Elf Frauen aus den Bereichen Kunst, Kirche und Gesellschaft eröffneten den von Pastoralassistentin Stefanie Hinterleitner geleiteten Gottesdienst mit einem gemeinsamen liturgischen Einzug. Gemäß dem Anliegen der Künstlerinnen, die Möglichkeitsräume liturgischer Feiern auszuloten, nahmen die Frauen prominente Plätze im Kirchenraum ein und eröffneten auf diese Weise vielfältige ästhetische und spirituelle Erfahrungsräume. Im Akt des gemeinsamen Feierns bildeten sich neue Konstellationen der Teilhabe, die einige Antworten auf die Frage: "Wo bist du, Frau?" zuließen und eine selbstbewusste Haltung des "Hier bin ich!" einforderten.
Hinterleitner hob den jesuanischen Stil der bewussten Kommunikation mit Frauen auf Augenhöhe, und mit Personen, die den normativen Geschlechter- und Rollenvorstellungen der Zeit nicht entsprachen, hervor.

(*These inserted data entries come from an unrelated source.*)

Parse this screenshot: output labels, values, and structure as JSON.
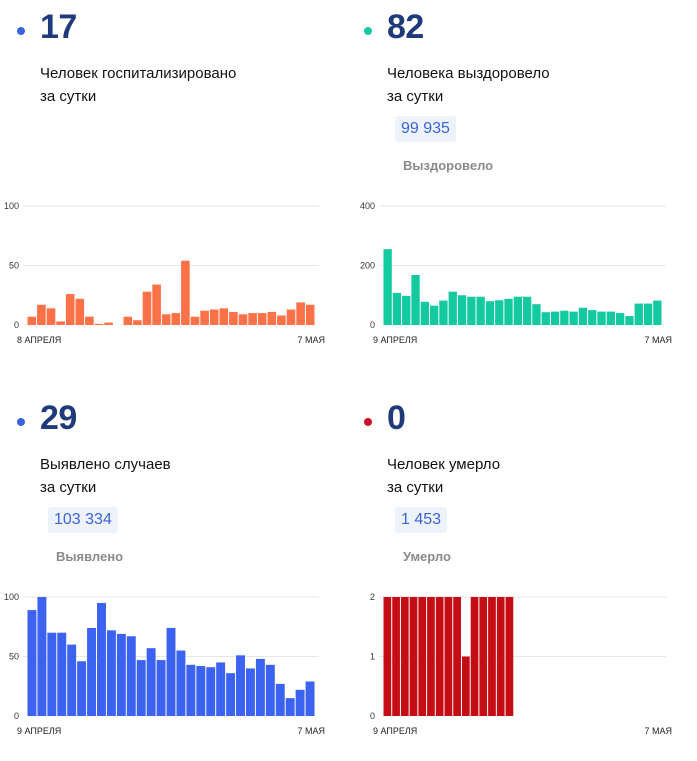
{
  "panels": [
    {
      "value": "17",
      "dot_color": "#3b63e0",
      "desc_line1": "Человек госпитализировано",
      "desc_line2": "за сутки",
      "total": "",
      "total_label": "",
      "chart_data": {
        "type": "bar",
        "color": "#fc7148",
        "ylim": [
          0,
          100
        ],
        "yticks": [
          "0",
          "50",
          "100"
        ],
        "x_start_label": "8 АПРЕЛЯ",
        "x_end_label": "7 МАЯ",
        "values": [
          7,
          17,
          14,
          3,
          26,
          22,
          7,
          1,
          2,
          0,
          7,
          4,
          28,
          34,
          9,
          10,
          54,
          7,
          12,
          13,
          14,
          11,
          9,
          10,
          10,
          11,
          8,
          13,
          19,
          17
        ]
      }
    },
    {
      "value": "82",
      "dot_color": "#13c9a2",
      "desc_line1": "Человека выздоровело",
      "desc_line2": "за сутки",
      "total": "99 935",
      "total_label": "Выздоровело",
      "chart_data": {
        "type": "bar",
        "color": "#12c9a0",
        "ylim": [
          0,
          400
        ],
        "yticks": [
          "0",
          "200",
          "400"
        ],
        "x_start_label": "9 АПРЕЛЯ",
        "x_end_label": "7 МАЯ",
        "values": [
          255,
          108,
          98,
          168,
          78,
          65,
          82,
          112,
          100,
          95,
          95,
          80,
          83,
          88,
          95,
          95,
          70,
          43,
          45,
          48,
          45,
          58,
          50,
          45,
          45,
          40,
          30,
          72,
          72,
          82
        ]
      }
    },
    {
      "value": "29",
      "dot_color": "#3b63e0",
      "desc_line1": "Выявлено случаев",
      "desc_line2": "за сутки",
      "total": "103 334",
      "total_label": "Выявлено",
      "chart_data": {
        "type": "bar",
        "color": "#3b63f0",
        "ylim": [
          0,
          100
        ],
        "yticks": [
          "0",
          "50",
          "100"
        ],
        "x_start_label": "9 АПРЕЛЯ",
        "x_end_label": "7 МАЯ",
        "values": [
          89,
          100,
          70,
          70,
          60,
          46,
          74,
          95,
          72,
          69,
          67,
          47,
          57,
          47,
          74,
          55,
          43,
          42,
          41,
          45,
          36,
          51,
          40,
          48,
          43,
          27,
          15,
          22,
          29
        ]
      }
    },
    {
      "value": "0",
      "dot_color": "#c8102e",
      "desc_line1": "Человек умерло",
      "desc_line2": "за сутки",
      "total": "1 453",
      "total_label": "Умерло",
      "chart_data": {
        "type": "bar",
        "color": "#c50d15",
        "ylim": [
          0,
          2
        ],
        "yticks": [
          "0",
          "1",
          "2"
        ],
        "x_start_label": "9 АПРЕЛЯ",
        "x_end_label": "7 МАЯ",
        "values": [
          2,
          2,
          2,
          2,
          2,
          2,
          2,
          2,
          2,
          1,
          2,
          2,
          2,
          2,
          2,
          0,
          0,
          0,
          0,
          0,
          0,
          0,
          0,
          0,
          0,
          0,
          0,
          0,
          0,
          0,
          0,
          0
        ]
      }
    }
  ]
}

Mit der Frau am Jakobsbrunnen aus dem Johannesevangelium führe Jesus den längsten Dialog in den Evangelien. Es seien stets Frauen gewesen, die vom Anfang an bis zum bitteren Ende und über dieses hinaus an der Seite Jesu, sowie später in Verkündigung, Lehre und Leitung an vorderster Stelle aktiv waren.
Übersetzungen ins Heute
Anna Minta würdigte in ihren Eröffnungsworten die Arbeit der Künstlerinnen. Die Geschichte des Mariendoms werde zum Anknüpfungspunkt für künstlerische Übersetzungen ins Heute, so die Kunstwissenschafterin. Bischofsvikar Johann Hintermaier verwies in seinen Grußworten unter Berufung auf Norbert Tragwögers Publikation "Spiel" (2022) auf das Spielen, Feiern, Kunstschaffen als eine äußere wie innere Bewegtheit, die als ein Ausloten von Möglichkeitszuständen gesehen werden müsse. Stadträtin Doris Lang-Mayrhofer hob in ihren Eröffnungsworten hervor, dass es für mehr Sichtbarkeit von Frauen in Kunst, Kirche und Gesellschaft starke Dialogpartnerinnen und -partner, sowie interdisziplinäre Netzwerke benötige.
Zoe Goldsteins Projekt "Die Darstellerin" lädt ein, sich selbst in Anlehnung an das historische Glasfensterporträt "Pilgerfahrt II" in die Szenerie der Pilgerfahrt zu begeben. Dabei spielen die Metapher des Bootes und Debatten rund um das Thema Freiheit des Aufbruchs und Zwang zur Flucht eine Rolle. Bereits in der Langen Nacht der Kirchen (10. Juni) sollen die Übersetzung des Bildes und die Kulisse zugänglich sein. Die Eröffnung folgt in der "Langen Nacht der Bühnen" (11. Juni) mit Musik, Lesung und Diskussion.
Unterstützt wird das Projekt vom Bundesministerium für Kunst, Kultur, öffentlichen Dienst und Sport, von LINZimPULS, dem Domkapitel Linz, der KU Linz, Pro Mariendom, Pastorale Berufe Diözese Linz, der Dompfarre Linz, der Frauenkommission der Diözese Linz sowie dem Augustiner-Chorherrenstift St. Florian.